Wednesday, January 16, 2008

On Revising

The time has come. I’m in the final semester of my MFA program, which means that by mid April I need to complete my book-length poetry manuscript. I have to send in the latest draft of it on January 31st. Hopefully this will be the first time of many that I have a book due (the poetry world doesn’t often work that way, but I will be publishing in many genres, and poetry contests have due dates). In any case, there’s nothing like a deadline for motivation. I have a list of the poems that need work and a schedule for doing the rewrites. One poem per day, and about three a day on Saturday and Sunday.

During my latest Goddard residency, I attended a workshop by Bhanu Kapil called “The Art of Failure,” in which she gave three methods for revising (in essence – 1, rewrite your piece by starting over on a blank page – 2, rewrite your piece by taking one image or word and using that as a seed, or – 3, find a site in the work that seems blank & ready to be transformed and rewrite it as its opposite). I am summarizing here because I don’t want to steal all her brilliant ideas and I could never recreate her inspired words anyway.

The particular quote that she spoke and I wrote down word for word (it’s now posted above my desk) is this: “In revision, make a decision and then fearlessly commit to that decision. This does not have to be comfortable.”

Chris Abani, our amazing visiting writer, reminded us students that writing is 20% writing and 80% rewriting. He recommended approaching rewriting on a blank sheet of paper. “Often what you like in the piece may be what’s holding you back,” he said. Thank you, Chris.


  1. I especially like "find a site in the work that seems blank & ready to be transformed and rewrite it as its opposite)", which the "Writing Against Yourself" workshop I facilitated was all about (contact me if you'd like the link to my handouts for that one.) I find William Stafford's books to be helpful in this area, and not just "You Must Revise Your Life", but also "Crossing Unmarked Snow" and "The Answers Are Inside the Mountains." As for Albani's point, "Murder your darlings" is advice that's been around a long time (see

    I must admit I was a bit nonplussed by the apparent reluctance of the writers to freely share their thoughts, but, then again, I don't write for a living.

  2. Bob, you are a tireless reader and commenter! And such a rich source of literary references. I will check out William Stafford's books.

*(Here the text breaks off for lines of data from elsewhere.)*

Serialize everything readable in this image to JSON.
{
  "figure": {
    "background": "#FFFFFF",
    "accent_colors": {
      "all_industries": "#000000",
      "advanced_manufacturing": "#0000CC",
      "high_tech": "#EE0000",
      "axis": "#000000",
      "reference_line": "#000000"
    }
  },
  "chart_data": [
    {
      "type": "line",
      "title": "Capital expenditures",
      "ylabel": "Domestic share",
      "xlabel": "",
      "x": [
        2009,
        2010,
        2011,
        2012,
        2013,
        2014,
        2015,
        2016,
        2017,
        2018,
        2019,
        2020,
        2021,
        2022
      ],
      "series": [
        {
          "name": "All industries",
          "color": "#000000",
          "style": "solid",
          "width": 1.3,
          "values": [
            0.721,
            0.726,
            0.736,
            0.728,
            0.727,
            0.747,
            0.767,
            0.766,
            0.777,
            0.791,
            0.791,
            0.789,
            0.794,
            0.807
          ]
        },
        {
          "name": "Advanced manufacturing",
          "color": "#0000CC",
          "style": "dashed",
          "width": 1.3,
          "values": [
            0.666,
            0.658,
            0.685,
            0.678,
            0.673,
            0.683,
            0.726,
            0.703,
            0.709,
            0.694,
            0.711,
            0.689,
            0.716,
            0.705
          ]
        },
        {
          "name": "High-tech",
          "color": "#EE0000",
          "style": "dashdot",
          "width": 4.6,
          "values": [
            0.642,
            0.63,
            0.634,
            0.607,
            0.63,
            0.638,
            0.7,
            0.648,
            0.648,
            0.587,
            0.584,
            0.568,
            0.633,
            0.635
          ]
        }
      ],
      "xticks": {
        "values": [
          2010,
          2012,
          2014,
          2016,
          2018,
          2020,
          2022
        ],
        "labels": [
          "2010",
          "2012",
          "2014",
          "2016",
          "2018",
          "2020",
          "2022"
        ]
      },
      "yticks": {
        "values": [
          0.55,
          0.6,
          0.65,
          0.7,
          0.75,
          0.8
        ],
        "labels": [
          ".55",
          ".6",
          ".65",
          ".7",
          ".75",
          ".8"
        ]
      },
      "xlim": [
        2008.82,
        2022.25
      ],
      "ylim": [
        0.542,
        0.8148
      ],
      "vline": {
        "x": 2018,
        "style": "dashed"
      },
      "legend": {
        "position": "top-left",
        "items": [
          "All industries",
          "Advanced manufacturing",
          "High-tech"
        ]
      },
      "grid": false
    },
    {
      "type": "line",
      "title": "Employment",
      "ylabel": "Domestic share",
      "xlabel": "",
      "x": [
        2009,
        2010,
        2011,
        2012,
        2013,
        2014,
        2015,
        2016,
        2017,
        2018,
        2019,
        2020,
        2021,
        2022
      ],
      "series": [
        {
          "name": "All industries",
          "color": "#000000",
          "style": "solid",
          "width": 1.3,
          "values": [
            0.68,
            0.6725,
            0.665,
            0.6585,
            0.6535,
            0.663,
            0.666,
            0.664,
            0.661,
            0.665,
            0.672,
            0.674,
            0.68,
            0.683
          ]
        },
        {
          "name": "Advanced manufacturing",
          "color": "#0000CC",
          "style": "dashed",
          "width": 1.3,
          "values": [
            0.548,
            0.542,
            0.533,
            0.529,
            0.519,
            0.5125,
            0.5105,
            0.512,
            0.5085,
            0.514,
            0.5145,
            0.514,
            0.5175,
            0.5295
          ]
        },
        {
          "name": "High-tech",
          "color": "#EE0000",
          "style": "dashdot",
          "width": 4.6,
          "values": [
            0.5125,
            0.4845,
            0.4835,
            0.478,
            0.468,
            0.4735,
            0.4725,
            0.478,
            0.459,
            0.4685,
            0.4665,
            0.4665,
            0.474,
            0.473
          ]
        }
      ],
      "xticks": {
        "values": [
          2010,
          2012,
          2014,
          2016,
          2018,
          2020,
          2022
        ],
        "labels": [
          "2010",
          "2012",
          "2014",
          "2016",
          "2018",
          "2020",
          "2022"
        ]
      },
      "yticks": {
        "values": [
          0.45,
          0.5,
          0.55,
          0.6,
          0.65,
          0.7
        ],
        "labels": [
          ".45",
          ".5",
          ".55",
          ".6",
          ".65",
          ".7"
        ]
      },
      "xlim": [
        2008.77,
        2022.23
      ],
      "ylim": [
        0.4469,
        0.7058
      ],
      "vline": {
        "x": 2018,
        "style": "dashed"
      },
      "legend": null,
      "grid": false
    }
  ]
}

He's one of the many authors whom I've never read but think I will like, given the quotes I've found from him in various places.

  3. The most user-friendly of his for me is "Crossing Unmarked Snow: Further Views on the Writer's Vocation" , which is nicely broken up into chunks. "The Muses Among Us: Eloquent Listening and Other Pleasures of the Writer's Craft" by his son Kim Stafford is also one I greatly enjoyed reading.

  4. Coincidentally (or perhaps not) today - January 17th - is William Stafford's birthday. Both bios I read mentioned that he was a conscientious objector during WWII.

  5. Yes he was. As was Robert Lowell and Stanley Kunitz. He wrote a good book on his experiences in the CO camp called "Down in My Heart", and another good book of his reflections on war is "Every War Has Two Losers". Happy Birthday, Bill! (insert sound of birthday horn here)

  6. Oh, BTW, I find it interesting to compare writers' attitudes about the necessity of long painstaking revision to something expressed by Vincent Van Gogh about painting quickly. He said that a young lion (inexperienced painter) may take quite a while to kill its prey. An experienced lioness (experienced painter) should be able to do it much quicker. I imagine he expressed this in response to criticism that he painted too fast.

    I think I'd be happier if more writing was originally written more slowly, with more thought and subsequently less revision. It seems I often see work which was drafted quickly, without much thought, and then revised over and over into dessicated, defensible things that don't have much that really grabs me.